Этот пленный был пока еще в кавычках.

Однако через год в желтый вертолет, покрытый камуфляжными пятнами, попал "Стингер", и группа военного перевода с пушту перестала существовать.

Уцелел один Чашин, потому что его не было на борту. Он занимался другим делом, и я знал, каким. Дело было воровским и грязным. Мы встретились потом, уже когда нас обоих комиссовали.

У нас на погонах были разные звездочки, у меня их было четыре, а у него - всего одна, зато большая.

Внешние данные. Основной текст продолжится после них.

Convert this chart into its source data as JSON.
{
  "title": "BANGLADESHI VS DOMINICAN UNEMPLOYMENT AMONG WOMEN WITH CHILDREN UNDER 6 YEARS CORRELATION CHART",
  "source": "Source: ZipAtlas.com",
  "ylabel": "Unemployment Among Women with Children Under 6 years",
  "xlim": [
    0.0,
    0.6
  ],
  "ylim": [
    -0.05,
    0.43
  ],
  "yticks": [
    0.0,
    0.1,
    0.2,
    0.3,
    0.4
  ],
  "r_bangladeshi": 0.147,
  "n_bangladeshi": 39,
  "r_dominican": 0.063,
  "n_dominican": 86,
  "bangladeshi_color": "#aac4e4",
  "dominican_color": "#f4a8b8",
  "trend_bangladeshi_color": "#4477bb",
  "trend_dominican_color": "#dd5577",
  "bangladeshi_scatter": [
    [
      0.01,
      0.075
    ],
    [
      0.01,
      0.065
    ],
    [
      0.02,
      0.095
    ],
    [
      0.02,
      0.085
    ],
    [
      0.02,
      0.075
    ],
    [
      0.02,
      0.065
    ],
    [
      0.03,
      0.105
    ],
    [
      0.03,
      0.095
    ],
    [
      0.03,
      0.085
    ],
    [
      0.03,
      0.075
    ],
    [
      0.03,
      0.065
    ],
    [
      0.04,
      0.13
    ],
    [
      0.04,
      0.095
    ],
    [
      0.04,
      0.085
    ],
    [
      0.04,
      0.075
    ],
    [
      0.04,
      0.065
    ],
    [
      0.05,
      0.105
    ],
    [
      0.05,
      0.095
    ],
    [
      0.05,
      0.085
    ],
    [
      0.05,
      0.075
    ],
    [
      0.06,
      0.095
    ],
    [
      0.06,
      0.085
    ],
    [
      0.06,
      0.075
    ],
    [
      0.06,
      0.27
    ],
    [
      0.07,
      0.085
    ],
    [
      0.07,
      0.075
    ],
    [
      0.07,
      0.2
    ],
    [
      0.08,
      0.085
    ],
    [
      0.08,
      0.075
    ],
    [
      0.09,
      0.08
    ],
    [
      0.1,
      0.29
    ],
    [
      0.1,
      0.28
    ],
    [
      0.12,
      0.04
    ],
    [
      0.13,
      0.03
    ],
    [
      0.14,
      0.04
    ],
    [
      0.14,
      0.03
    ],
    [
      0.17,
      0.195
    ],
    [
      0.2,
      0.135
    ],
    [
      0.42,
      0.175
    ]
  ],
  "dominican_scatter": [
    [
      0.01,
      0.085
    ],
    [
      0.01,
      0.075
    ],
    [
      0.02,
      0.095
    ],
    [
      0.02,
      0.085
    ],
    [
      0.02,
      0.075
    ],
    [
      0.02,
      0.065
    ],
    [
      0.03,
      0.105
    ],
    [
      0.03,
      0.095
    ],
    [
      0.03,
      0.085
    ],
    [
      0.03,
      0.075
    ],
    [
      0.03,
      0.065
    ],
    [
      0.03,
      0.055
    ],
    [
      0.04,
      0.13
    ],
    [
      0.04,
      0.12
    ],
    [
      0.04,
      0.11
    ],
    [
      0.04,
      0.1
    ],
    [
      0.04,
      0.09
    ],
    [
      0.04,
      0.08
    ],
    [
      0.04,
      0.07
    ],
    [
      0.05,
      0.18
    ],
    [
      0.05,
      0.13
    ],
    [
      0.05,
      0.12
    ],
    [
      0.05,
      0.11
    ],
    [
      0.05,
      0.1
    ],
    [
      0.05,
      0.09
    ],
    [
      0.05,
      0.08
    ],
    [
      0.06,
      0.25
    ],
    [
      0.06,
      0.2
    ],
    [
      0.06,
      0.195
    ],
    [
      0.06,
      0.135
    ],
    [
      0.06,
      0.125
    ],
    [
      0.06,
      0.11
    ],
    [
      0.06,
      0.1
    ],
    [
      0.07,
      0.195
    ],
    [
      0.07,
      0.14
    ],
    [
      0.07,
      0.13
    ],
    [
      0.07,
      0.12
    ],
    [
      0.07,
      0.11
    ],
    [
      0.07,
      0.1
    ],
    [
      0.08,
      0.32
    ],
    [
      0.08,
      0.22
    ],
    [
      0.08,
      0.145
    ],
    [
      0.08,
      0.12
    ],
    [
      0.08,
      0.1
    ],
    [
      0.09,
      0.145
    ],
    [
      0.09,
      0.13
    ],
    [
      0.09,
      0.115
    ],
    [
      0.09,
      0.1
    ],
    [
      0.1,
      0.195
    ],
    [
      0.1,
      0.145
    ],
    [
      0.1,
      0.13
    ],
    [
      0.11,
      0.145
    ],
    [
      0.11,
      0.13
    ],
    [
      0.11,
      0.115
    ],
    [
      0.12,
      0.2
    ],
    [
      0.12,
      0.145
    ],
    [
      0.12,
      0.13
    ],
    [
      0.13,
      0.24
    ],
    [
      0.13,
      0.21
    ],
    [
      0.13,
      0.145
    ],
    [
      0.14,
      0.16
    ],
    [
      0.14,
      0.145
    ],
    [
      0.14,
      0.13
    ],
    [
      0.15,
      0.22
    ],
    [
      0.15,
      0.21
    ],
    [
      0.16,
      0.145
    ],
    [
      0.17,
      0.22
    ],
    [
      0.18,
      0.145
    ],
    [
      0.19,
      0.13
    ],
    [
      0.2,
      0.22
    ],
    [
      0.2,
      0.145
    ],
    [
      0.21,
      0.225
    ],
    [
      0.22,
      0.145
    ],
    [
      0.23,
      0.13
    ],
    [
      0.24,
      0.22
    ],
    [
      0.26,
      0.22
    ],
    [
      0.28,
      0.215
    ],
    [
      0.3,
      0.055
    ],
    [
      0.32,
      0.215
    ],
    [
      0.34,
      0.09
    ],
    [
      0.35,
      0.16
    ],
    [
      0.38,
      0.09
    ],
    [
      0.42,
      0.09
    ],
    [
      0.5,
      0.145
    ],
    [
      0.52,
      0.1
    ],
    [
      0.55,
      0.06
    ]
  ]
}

И я помнил, почему так вышло - он научился исполнять приказы не раздумывая. Чашин научился убивать, а я - нет, хотя у нас были одни и те же толковые учителя. Это была давняя история, о которой я старался не думать, это казалось нашим общим прошлым, но все же прошлое делилось на две части - чашинскую жизнь и мою. Чашинская часть прошлого мало походила на прошлое Багирова, и оттого не уживалась с моей частью. История Чашина сидела в моем прошлом, как стальной болт в буханке хлеба. История Чашина была вариантом моей собственной судьбы.

Теперь Чашин снова нашел меня.

- Я тебе не предлагаю денег, - говорил он. - Это висяк. Я тебе не хочу их давать, да они тебе и не нужны. Я тебе предлагаю нормальную жизнь. Не бумажную, понял? Ты не училка и не бухгалтер, ты же ничего, кроме как служить, не умеешь.

Он говорил о том, что нас все продали, и каждому теперь нужно думать о себе.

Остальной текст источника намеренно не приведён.